Down till 1980, Jumonji made nineteen trips to Hawaiʻi, photographing the islands and photographing and interviewing elderly first-generation Japanese immigrants. The series counterposes color photographs of Hawaiʻi and black and white portraits of the people living there. Installments were published in Camera Mainichi in 1979 and the set was exhibited in 1980, when it won the Ina Nobuo Award. It was published, as Orchid Boat, in 1981.
Jumonji's second published collection was Kéntauros, a large-format booklet of black and white photographs of the members of the motorbike organization Kéntauros (then a popular brand) striking macho poses with switchblades and other fashion accessories.

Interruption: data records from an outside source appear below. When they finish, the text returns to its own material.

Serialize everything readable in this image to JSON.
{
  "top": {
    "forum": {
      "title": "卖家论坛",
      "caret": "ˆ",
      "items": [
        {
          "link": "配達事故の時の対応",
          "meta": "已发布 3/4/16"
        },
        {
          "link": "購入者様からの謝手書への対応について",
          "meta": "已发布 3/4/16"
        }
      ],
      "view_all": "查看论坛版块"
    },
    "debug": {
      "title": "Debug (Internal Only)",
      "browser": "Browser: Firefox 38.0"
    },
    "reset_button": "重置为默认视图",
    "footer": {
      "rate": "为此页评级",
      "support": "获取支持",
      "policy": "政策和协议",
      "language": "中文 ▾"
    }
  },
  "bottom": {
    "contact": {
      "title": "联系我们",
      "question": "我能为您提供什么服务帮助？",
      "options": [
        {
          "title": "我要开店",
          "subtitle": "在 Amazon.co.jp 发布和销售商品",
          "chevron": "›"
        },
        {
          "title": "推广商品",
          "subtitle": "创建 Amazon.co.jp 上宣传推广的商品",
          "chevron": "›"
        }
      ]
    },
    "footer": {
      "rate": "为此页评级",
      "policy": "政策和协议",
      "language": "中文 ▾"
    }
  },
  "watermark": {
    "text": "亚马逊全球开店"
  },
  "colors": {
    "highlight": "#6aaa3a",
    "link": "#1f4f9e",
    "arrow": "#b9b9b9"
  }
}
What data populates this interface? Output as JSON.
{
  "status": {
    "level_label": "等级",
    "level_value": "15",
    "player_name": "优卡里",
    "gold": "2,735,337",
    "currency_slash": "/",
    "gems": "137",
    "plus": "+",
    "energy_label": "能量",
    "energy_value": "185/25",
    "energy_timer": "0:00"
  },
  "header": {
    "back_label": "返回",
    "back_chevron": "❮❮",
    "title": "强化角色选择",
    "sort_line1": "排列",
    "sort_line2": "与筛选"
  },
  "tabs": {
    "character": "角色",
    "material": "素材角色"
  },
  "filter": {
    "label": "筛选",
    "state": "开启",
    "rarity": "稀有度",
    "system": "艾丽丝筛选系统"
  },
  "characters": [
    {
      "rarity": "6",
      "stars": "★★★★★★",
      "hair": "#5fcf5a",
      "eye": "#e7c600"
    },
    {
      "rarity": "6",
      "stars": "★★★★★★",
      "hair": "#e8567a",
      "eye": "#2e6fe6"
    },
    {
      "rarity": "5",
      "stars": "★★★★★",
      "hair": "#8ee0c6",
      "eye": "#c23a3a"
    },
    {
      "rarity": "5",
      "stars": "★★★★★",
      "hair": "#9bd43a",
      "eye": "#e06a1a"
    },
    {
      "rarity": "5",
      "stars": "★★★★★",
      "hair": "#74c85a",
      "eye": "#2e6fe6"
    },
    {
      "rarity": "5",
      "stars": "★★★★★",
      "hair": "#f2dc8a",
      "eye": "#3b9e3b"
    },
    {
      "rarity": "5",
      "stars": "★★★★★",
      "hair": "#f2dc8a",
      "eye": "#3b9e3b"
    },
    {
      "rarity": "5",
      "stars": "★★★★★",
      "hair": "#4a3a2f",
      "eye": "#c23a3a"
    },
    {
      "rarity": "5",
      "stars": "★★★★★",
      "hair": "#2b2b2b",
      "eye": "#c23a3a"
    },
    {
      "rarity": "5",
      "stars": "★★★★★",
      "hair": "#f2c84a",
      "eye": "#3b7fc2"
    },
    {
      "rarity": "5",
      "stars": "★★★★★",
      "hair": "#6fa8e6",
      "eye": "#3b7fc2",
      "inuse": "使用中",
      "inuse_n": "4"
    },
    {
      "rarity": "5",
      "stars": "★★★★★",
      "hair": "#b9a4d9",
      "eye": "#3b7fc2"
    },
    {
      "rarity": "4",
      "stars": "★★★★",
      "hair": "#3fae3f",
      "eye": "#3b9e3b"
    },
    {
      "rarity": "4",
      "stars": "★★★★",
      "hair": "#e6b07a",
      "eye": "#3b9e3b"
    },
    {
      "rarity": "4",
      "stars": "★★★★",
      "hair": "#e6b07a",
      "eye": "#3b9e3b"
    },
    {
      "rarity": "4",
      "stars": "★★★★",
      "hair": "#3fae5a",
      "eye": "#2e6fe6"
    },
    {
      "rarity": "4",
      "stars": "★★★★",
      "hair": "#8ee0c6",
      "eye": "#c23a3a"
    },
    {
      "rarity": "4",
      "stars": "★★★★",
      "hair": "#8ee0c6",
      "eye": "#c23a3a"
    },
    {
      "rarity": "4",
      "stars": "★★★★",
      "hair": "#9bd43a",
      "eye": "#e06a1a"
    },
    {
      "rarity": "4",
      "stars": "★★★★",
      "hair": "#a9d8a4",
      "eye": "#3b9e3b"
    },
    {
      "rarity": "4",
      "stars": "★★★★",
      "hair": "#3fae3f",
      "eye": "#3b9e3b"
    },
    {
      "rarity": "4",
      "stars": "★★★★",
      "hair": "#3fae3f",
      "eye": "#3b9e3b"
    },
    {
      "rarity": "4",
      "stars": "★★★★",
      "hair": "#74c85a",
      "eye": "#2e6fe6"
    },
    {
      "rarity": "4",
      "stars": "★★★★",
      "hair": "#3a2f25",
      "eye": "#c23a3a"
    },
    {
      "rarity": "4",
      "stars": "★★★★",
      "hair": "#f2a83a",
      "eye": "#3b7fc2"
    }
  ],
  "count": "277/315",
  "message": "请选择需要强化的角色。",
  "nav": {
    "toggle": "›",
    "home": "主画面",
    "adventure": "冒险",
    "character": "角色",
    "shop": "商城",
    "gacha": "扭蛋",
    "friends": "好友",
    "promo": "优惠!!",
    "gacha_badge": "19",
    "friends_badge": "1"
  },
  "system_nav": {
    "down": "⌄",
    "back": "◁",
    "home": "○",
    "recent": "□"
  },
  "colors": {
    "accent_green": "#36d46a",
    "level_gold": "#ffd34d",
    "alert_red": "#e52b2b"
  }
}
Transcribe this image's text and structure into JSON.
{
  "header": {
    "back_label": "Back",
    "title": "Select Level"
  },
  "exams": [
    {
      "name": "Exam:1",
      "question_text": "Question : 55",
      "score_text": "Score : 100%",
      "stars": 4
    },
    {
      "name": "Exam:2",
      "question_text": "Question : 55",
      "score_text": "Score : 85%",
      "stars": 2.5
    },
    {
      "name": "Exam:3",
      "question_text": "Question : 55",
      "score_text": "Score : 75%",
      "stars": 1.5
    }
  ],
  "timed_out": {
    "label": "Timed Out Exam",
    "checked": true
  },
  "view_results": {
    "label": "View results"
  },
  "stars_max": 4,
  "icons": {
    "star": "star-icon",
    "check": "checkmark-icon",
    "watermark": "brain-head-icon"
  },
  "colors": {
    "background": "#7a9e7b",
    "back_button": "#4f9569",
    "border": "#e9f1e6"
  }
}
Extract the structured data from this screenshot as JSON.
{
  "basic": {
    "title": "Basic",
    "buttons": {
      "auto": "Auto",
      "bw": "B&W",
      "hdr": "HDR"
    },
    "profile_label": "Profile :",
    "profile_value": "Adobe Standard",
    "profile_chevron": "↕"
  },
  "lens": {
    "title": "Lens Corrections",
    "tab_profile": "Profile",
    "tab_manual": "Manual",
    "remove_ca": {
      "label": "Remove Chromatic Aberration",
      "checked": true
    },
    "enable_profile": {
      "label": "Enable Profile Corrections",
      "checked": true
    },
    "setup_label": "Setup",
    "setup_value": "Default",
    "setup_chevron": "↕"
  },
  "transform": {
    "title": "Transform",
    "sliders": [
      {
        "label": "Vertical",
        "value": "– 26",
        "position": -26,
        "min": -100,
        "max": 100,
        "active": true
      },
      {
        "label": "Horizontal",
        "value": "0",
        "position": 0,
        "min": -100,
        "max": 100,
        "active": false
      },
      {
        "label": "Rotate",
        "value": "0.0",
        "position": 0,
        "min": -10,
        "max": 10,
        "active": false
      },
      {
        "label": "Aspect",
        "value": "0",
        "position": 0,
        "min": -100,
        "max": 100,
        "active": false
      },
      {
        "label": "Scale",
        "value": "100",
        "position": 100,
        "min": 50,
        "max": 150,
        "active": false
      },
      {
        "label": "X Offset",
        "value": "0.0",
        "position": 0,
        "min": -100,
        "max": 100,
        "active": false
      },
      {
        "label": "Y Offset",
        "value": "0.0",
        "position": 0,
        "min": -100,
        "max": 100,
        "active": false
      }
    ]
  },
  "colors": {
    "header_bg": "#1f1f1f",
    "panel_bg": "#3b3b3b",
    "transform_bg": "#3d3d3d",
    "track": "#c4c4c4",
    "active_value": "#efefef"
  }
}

In 1981, Jumonji went to Indochina to photograph the religious customs of the Yao people. In 1983–4 he visited Thailand, Burma and Laos. The result was published as Sumitōtta yami in 1987.
Jumonji had started photographing gold works of art in 1981. The first exhibition of the results was in Matsuya department store (Ginza), in 1987. This work culminated in the large and lavishly produced book Ōgon fūtenjin, published in 1990. This won the Domon Ken Award the following year. Some of these works would also be shown in two of a set of four volumes of stereoscopes, all photographed by Jumonji and published in 1993–4.
Jumonji started photographing architecture and gardens in 1988, and specifically the Katsura Detached Palace in 1991.
Jumonji photographed Matsumoto Kōshirō IX (Matsumoto Kōshirō; also named , Kōraiya) for a collection of black and white portraits of the same title; he has recently published a second volume, Geki-gan, of monochrome portraits of actors taken with a large-format camera shortly before or after performance.
In 1998, Jumonji started work on Wabi, his ambitious attempt at a depiction (in color) of the Japanese aesthetic ideal of wabi. The project started with cha-no-yu but branched out into scenes of the quotidian.
Jumonji exhibited composite photographs of four Japanese waterfalls at the Shiseido Gallery (Ginza) in June and July 2004.